Delisting or Suspension of Trading in the Depository Receipts of the Reference Asset and Termination of the Reference Asset
If the depository receipts of the Reference Asset are delisted from, or trading of depository receipts of the Reference Asset is suspended on, the relevant exchange and a major U.S. exchange or market lists or approves for trading successor or substitute securities that the Calculation Agent determines, in its sole discretion, to be comparable to the depository receipts of the Reference Asset (any such trading successor or substitute securities, the “successor shares”), such successor shares will be deemed to be the Reference Asset for all purposes relating to the notes, including for purposes of determining whether a market disruption event exists.  Upon any selection by the Calculation Agent of successor shares, the Calculation Agent will cause notice thereof to be furnished to us and the trustee and we will provide notice thereof to the registered holders of the notes.

If a termination event (as defined below) occurs, the Calculation Agent shall accelerate the Maturity Date to the day which is five business days after the announcement date (as defined below).  On the accelerated Maturity Date, the issuer shall pay to each noteholder the Payment at Maturity and for the purposes of that calculation, the Final Value of the Reference Asset will be deemed to be the Closing Market Price on the scheduled trading day immediately prior to the announcement date.  In addition, the Calculation Agent shall adjust the Payment at Maturity for the value of the imbedded options that would preserve for a holder of notes the economic equivalent of any remaining payment obligations with respect to the notes hereunder.  The “announcement date” means the day of the first public announcement of a termination event. The Calculation Agent will cause notice of the termination event and calculation of the final price as described above to be furnished to us and the trustee and we will provide notice thereof to registered holders of the notes.
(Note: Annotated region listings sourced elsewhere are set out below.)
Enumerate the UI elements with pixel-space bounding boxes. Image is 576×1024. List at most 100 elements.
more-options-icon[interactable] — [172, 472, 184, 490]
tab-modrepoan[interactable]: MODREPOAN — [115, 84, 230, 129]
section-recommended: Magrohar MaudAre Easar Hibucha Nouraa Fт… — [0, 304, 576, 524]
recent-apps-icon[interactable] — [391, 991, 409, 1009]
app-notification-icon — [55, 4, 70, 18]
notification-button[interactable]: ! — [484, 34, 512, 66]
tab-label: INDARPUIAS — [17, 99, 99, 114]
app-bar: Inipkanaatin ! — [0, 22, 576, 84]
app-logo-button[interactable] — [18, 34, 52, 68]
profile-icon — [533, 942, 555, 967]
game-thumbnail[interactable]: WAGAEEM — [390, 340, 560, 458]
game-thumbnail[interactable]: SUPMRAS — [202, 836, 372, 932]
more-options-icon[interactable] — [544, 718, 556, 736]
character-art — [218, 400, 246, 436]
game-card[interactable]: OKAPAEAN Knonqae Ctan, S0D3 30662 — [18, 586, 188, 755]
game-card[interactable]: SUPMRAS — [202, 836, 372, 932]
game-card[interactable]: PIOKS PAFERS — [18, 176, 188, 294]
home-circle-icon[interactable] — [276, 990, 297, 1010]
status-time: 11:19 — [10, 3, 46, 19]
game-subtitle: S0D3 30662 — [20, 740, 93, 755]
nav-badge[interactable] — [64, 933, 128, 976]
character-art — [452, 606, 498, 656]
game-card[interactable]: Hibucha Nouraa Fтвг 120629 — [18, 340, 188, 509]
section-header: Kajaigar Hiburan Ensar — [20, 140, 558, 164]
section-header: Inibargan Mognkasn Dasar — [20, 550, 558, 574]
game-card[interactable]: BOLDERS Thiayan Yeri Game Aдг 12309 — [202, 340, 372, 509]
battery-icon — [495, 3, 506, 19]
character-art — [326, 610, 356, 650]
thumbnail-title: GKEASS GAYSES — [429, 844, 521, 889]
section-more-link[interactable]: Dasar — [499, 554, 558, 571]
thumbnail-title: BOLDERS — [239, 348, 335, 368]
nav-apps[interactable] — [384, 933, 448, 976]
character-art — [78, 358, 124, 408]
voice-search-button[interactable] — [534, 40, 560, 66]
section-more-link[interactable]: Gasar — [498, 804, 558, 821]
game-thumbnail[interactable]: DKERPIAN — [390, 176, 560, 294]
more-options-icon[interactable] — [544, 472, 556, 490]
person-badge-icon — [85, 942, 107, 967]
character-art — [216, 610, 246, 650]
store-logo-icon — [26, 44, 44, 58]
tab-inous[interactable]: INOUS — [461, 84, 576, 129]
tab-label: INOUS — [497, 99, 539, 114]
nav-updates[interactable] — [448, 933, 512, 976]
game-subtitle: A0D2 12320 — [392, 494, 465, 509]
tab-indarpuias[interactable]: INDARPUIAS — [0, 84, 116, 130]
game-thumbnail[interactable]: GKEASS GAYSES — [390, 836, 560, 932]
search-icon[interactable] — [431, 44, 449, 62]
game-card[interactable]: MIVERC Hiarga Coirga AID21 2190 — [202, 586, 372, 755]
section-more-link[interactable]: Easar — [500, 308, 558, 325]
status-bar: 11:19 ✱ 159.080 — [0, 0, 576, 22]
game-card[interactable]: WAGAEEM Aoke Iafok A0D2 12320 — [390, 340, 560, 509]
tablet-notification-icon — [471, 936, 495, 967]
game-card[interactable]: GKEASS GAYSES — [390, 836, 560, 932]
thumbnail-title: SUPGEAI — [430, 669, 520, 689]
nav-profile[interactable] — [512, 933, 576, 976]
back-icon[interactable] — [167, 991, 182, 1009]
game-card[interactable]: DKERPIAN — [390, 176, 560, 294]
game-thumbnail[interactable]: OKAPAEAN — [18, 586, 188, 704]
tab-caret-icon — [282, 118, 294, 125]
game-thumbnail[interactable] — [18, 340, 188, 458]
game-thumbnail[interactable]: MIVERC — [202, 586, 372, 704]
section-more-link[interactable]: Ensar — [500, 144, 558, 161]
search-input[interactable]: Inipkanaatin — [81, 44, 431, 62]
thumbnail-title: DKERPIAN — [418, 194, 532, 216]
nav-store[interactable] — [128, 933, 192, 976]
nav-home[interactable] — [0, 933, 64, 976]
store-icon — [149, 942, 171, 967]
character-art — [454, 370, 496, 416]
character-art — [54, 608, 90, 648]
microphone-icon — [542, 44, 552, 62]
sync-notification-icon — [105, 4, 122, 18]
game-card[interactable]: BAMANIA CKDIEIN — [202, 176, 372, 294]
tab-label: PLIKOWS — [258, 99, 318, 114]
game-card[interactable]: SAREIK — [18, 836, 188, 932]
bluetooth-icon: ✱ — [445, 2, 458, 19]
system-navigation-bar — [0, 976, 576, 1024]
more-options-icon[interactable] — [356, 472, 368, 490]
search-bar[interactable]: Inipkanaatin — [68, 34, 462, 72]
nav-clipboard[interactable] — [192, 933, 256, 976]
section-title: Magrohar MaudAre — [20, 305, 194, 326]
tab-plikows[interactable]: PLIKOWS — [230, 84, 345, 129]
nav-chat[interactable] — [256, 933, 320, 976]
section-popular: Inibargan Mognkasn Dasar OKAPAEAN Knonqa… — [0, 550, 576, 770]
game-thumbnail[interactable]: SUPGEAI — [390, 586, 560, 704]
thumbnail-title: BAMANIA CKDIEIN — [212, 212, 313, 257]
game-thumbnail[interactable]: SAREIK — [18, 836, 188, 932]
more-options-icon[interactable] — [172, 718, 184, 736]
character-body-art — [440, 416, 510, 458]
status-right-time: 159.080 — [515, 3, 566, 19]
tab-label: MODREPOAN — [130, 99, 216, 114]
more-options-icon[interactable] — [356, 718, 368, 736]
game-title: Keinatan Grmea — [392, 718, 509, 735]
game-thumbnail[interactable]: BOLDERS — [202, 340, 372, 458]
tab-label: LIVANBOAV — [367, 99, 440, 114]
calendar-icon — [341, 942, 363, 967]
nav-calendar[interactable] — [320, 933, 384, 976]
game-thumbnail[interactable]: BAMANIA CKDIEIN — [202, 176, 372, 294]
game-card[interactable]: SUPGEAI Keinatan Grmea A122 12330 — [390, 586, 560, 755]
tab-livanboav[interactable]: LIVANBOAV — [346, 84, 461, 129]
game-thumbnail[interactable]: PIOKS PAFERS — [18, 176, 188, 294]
A “termination event” means the occurrence of any event which would result in a dissolution of the Reference Asset and a distribution of all underlying depository receipts of the Reference Asset to holders of the Reference Asset, including, but not limited to:
(a) a delisting from trading of the Reference Asset on the relevant exchange whereby successor shares that the Calculation Agent determines to be comparable to the depository receipts of the Reference Asset are not listed or approved for trading on a major U.S. exchange or market;
(b) the resignation of the trustee of the reference without the appointment of a successor trustee;
(c) the vote of 75% of owners of the Reference Asset vote to dissolve and liquidate the Reference Asset; and
(d) any other event that would lead to the termination or liquidation of the Reference Asset.

Notwithstanding the above alternative arrangements, the liquidation or termination of the Reference Asset may adversely affect the market value of the notes.

All determinations made by the Calculation Agent will be at the sole discretion of the Calculation Agent and will be conclusive for all purposes and binding on the holders of notes, absent manifest error.

Supplemental Plan of Distribution (Conflicts of Interest)
 
Pursuant to the terms of a distribution agreement, HSBC Securities (USA) Inc., an affiliate of HSBC, will purchase the notes from HSBC for distribution to J.P. Morgan Securities Inc.  J.P. Morgan Securities Inc. will act as placement agent for the notes and will receive a fee that will not exceed $5.00 per $1,000 principal amount of notes.
 
In addition, HSBC Securities (USA) Inc. or another of its affiliates or agents may use the pricing supplement to which this free writing prospectus relates in market-making transactions after the initial sale of the notes, but is under no obligation to do so and may discontinue any market-making activities at any time without notice.
 
See “Supplemental Plan of Distribution” on page S-52 in the prospectus supplement.